Subscribe to our podcast via iTunes


Estate Planning

What is it?

Estate planning is the process in which you formally communicate your wishes and goals for the distribution of your property at your death. If you die without leaving such instructions the state in which you live will determine the distribution of your assets in your place. Also, depending on the size of your estate, you may inadvertently give more to the federal government than you need to in the form of estate tax.

When is it used?

Virtually everyone that owns property needs to have an estate plan. This will help ensure that your estate is processed efficiently, timely, and with minimal cost. There are basically four ways in which your property can be distributed at your death:

  1. Intestate: This is what it is called when you die without a valid will. In this case state law will determine the distribution of assets for you. The drawbacks for this method of transfer are:
    1. State law rather than your instructions determine who receives your assets.
    2. Your estate will be forced to go through the probate process which can be expensive & time consuming. This can be particularly problematic for the decedent’s family and could make an already difficult time more difficult.
    3. Probate is a matter of public record. This may not be desirable for the decedent or the decedent’s family.

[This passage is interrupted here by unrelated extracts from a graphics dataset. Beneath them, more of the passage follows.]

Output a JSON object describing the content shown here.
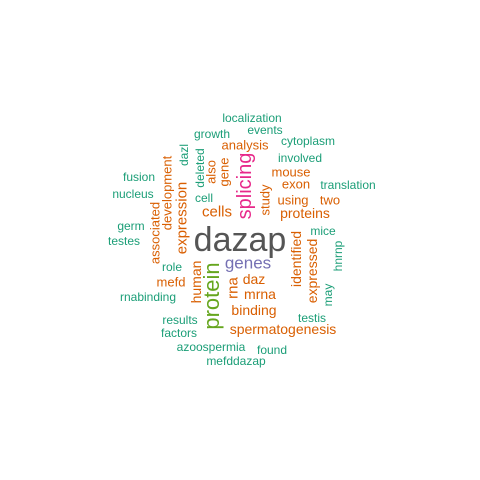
{
  "palette": {
    "teal": "#1b9e77",
    "orange": "#d95f02",
    "purple": "#7570b3",
    "magenta": "#e7298a",
    "green": "#66a61e",
    "gray": "#555555"
  },
  "words": [
    {
      "text": "dazap",
      "color": "gray"
    },
    {
      "text": "protein",
      "color": "green"
    },
    {
      "text": "splicing",
      "color": "magenta"
    },
    {
      "text": "genes",
      "color": "purple"
    },
    {
      "text": "cells",
      "color": "orange"
    },
    {
      "text": "expression",
      "color": "orange"
    },
    {
      "text": "proteins",
      "color": "orange"
    },
    {
      "text": "spermatogenesis",
      "color": "orange"
    },
    {
      "text": "rna",
      "color": "orange"
    },
    {
      "text": "human",
      "color": "orange"
    },
    {
      "text": "daz",
      "color": "orange"
    },
    {
      "text": "mrna",
      "color": "orange"
    },
    {
      "text": "binding",
      "color": "orange"
    },
    {
      "text": "identified",
      "color": "orange"
    },
    {
      "text": "expressed",
      "color": "orange"
    },
    {
      "text": "analysis",
      "color": "orange"
    },
    {
      "text": "exon",
      "color": "orange"
    },
    {
      "text": "mouse",
      "color": "orange"
    },
    {
      "text": "using",
      "color": "orange"
    },
    {
      "text": "study",
      "color": "orange"
    },
    {
      "text": "gene",
      "color": "orange"
    },
    {
      "text": "also",
      "color": "orange"
    },
    {
      "text": "development",
      "color": "orange"
    },
    {
      "text": "associated",
      "color": "orange"
    },
    {
      "text": "mefd",
      "color": "orange"
    },
    {
      "text": "two",
      "color": "orange"
    },
    {
      "text": "localization",
      "color": "teal"
    },
    {
      "text": "events",
      "color": "teal"
    },
    {
      "text": "growth",
      "color": "teal"
    },
    {
      "text": "cytoplasm",
      "color": "teal"
    },
    {
      "text": "involved",
      "color": "teal"
    },
    {
      "text": "translation",
      "color": "teal"
    },
    {
      "text": "fusion",
      "color": "teal"
    },
    {
      "text": "nucleus",
      "color": "teal"
    },
    {
      "text": "germ",
      "color": "teal"
    },
    {
      "text": "testes",
      "color": "teal"
    },
    {
      "text": "role",
      "color": "teal"
    },
    {
      "text": "rnabinding",
      "color": "teal"
    },
    {
      "text": "results",
      "color": "teal"
    },
    {
      "text": "factors",
      "color": "teal"
    },
    {
      "text": "azoospermia",
      "color": "teal"
    },
    {
      "text": "found",
      "color": "teal"
    },
    {
      "text": "mefddazap",
      "color": "teal"
    },
    {
      "text": "testis",
      "color": "teal"
    },
    {
      "text": "may",
      "color": "teal"
    },
    {
      "text": "mice",
      "color": "teal"
    },
    {
      "text": "hnrnp",
      "color": "teal"
    },
    {
      "text": "dazl",
      "color": "teal"
    },
    {
      "text": "deleted",
      "color": "teal"
    },
    {
      "text": "cell",
      "color": "teal"
    }
  ]
}
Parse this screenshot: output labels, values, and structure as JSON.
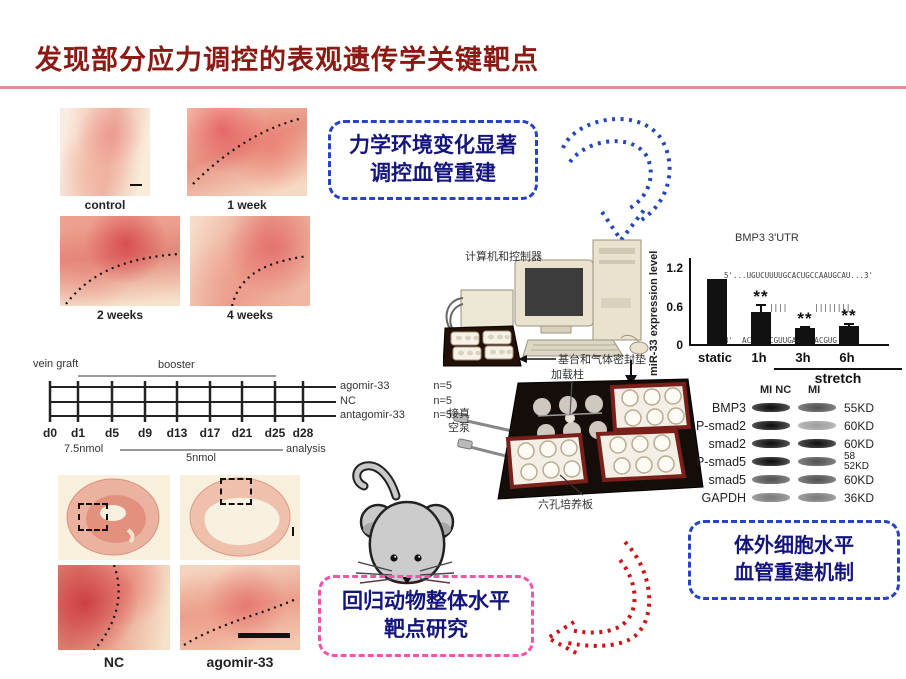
{
  "slide": {
    "title": "发现部分应力调控的表观遗传学关键靶点",
    "colors": {
      "title": "#8c1a14",
      "divider": "#e08e9a",
      "box_blue_border": "#2742c6",
      "box_pink_border": "#f553a8",
      "callout_text": "#15157e",
      "arrow_blue": "#2346bd",
      "arrow_red": "#cf1016"
    }
  },
  "callouts": {
    "mechanical": {
      "line1": "力学环境变化显著",
      "line2": "调控血管重建"
    },
    "invitro": {
      "line1": "体外细胞水平",
      "line2": "血管重建机制"
    },
    "invivo": {
      "line1": "回归动物整体水平",
      "line2": "靶点研究"
    }
  },
  "histology_top": {
    "panels": [
      {
        "label": "control"
      },
      {
        "label": "1 week"
      },
      {
        "label": "2 weeks"
      },
      {
        "label": "4 weeks"
      }
    ]
  },
  "histology_bottom": {
    "labels": [
      "NC",
      "agomir-33"
    ]
  },
  "device": {
    "computer_label": "计算机和控制器",
    "base_label": "基台和气体密封垫",
    "column_label": "加载柱",
    "vacuum_line1": "接真",
    "vacuum_line2": "空泵",
    "plate_label": "六孔培养板"
  },
  "chart_data": {
    "type": "bar",
    "title": "BMP3 3'UTR",
    "ylabel": "miR-33 expression level",
    "categories": [
      "static",
      "1h",
      "3h",
      "6h"
    ],
    "values": [
      1.0,
      0.5,
      0.24,
      0.27
    ],
    "errors": [
      0,
      0.12,
      0.04,
      0.05
    ],
    "significance": [
      "",
      "**",
      "**",
      "**"
    ],
    "ytick_labels": [
      "1.2",
      "0.6",
      "0"
    ],
    "ylim": [
      0,
      1.3
    ],
    "grid": false,
    "group_label": "stretch",
    "group_span": [
      "1h",
      "6h"
    ],
    "seq_top": "5'...UGUCUUUUGCACUGCCAAUGCAU...3'",
    "seq_pair": "          ||||      ||||||||",
    "seq_bottom": "3'  ACGUUACGUUGAUGUUACGUG  5'"
  },
  "western_blot": {
    "header_lane1": "MI NC",
    "header_lane2": "MI",
    "rows": [
      {
        "protein": "BMP3",
        "kd": "55KD"
      },
      {
        "protein": "P-smad2",
        "kd": "60KD"
      },
      {
        "protein": "smad2",
        "kd": "60KD"
      },
      {
        "protein": "P-smad5",
        "kd": "58",
        "kd2": "52KD"
      },
      {
        "protein": "smad5",
        "kd": "60KD"
      },
      {
        "protein": "GAPDH",
        "kd": "36KD"
      }
    ]
  },
  "timeline": {
    "vein_graft": "vein graft",
    "booster": "booster",
    "groups": [
      {
        "name": "agomir-33",
        "n": "n=5"
      },
      {
        "name": "NC",
        "n": "n=5"
      },
      {
        "name": "antagomir-33",
        "n": "n=5"
      }
    ],
    "days": [
      "d0",
      "d1",
      "d5",
      "d9",
      "d13",
      "d17",
      "d21",
      "d25",
      "d28"
    ],
    "dose1": "7.5nmol",
    "dose2": "5nmol",
    "analysis": "analysis"
  }
}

  2. Will substitutes: These are typically called “Transfer on Death (TOD) or Payable on Death (POD)” accounts. Most banks and financial institutions offer these types of accounts and are similar in effect of listing a beneficiary on an IRA or retirement account. While these are better than an intestate transfer there are some major drawbacks:
    1. Only the assets titled as “TOD” or “POD” can be transferred in this manor.
    2. For assets not titled as “TOD” or “POD” and left Intestate, the rules mentioned above for intestate transfers will apply.

  3. Will: With a valid will you avoid having the state determine who will receive your assets after your death. Instead, you will designate exactly who and in what proportion your assets will be distributed. A will also designates who shall administer your estate and who will care for your minor children. These are the primary benefits of a will. There are however a few drawbacks to consider:
    1. A will does not prevent probate. It does make the probate process more orderly and less time consuming, and as a result less expensive than dying intestate.
    2. Probate is a matter of public record; this may not be desirable for the decedent or the decedent’s family.
    3. Does not ensure that each person’s federal exclusion amount is utilized, thus more estate tax may be paid than is necessary. Very specific language must be used to accomplish this through a will which leads to this being frequently overlooked.
    4. A will can be more easily contested by the family of the decedent. This is primarily an issue when the family has not come to terms with the decedents wishes.

  4. Trusts: The primary benefits of incorporating trusts in an estate plan are as follows:
    1. Trusts may be used to minimize federal estate taxes.
    2. Assets placed in trust avoid probate, thus minimizing administrative fees
    3. Keeps the distribution of your estate private, not public.
    4. Trusts are difficult to contest, ensuring your assets go to your intended beneficiaries.
    5. Irrevocable Life Insurance Trusts can be used to provide liquidity for estate settlement needs and even estate taxes.

Our recommendation:

We suggest developing your personal estate plan with a qualified estate planning attorney. A qualified estate planning attorney will ensure that the most pertinent laws and regulations are considered when building your estate plan. Your estate planning attorney will be able to incorporate language that accounts for possible changes in federal and state estate taxes, durable powers of attorney, advanced medical directives, and more.


By completing your estate plan, you will help ensure that you control the disposition of your assets, are able to provide for your loved ones, and minimize estate taxes. Without a valid estate plan you put these important objectives at risk.

Where to find it:

Asking a trusted friend or relative who share similar values is a good place to start. Also, your local bar association will be able to provide you with contact information on qualified estate planning attorneys in your area.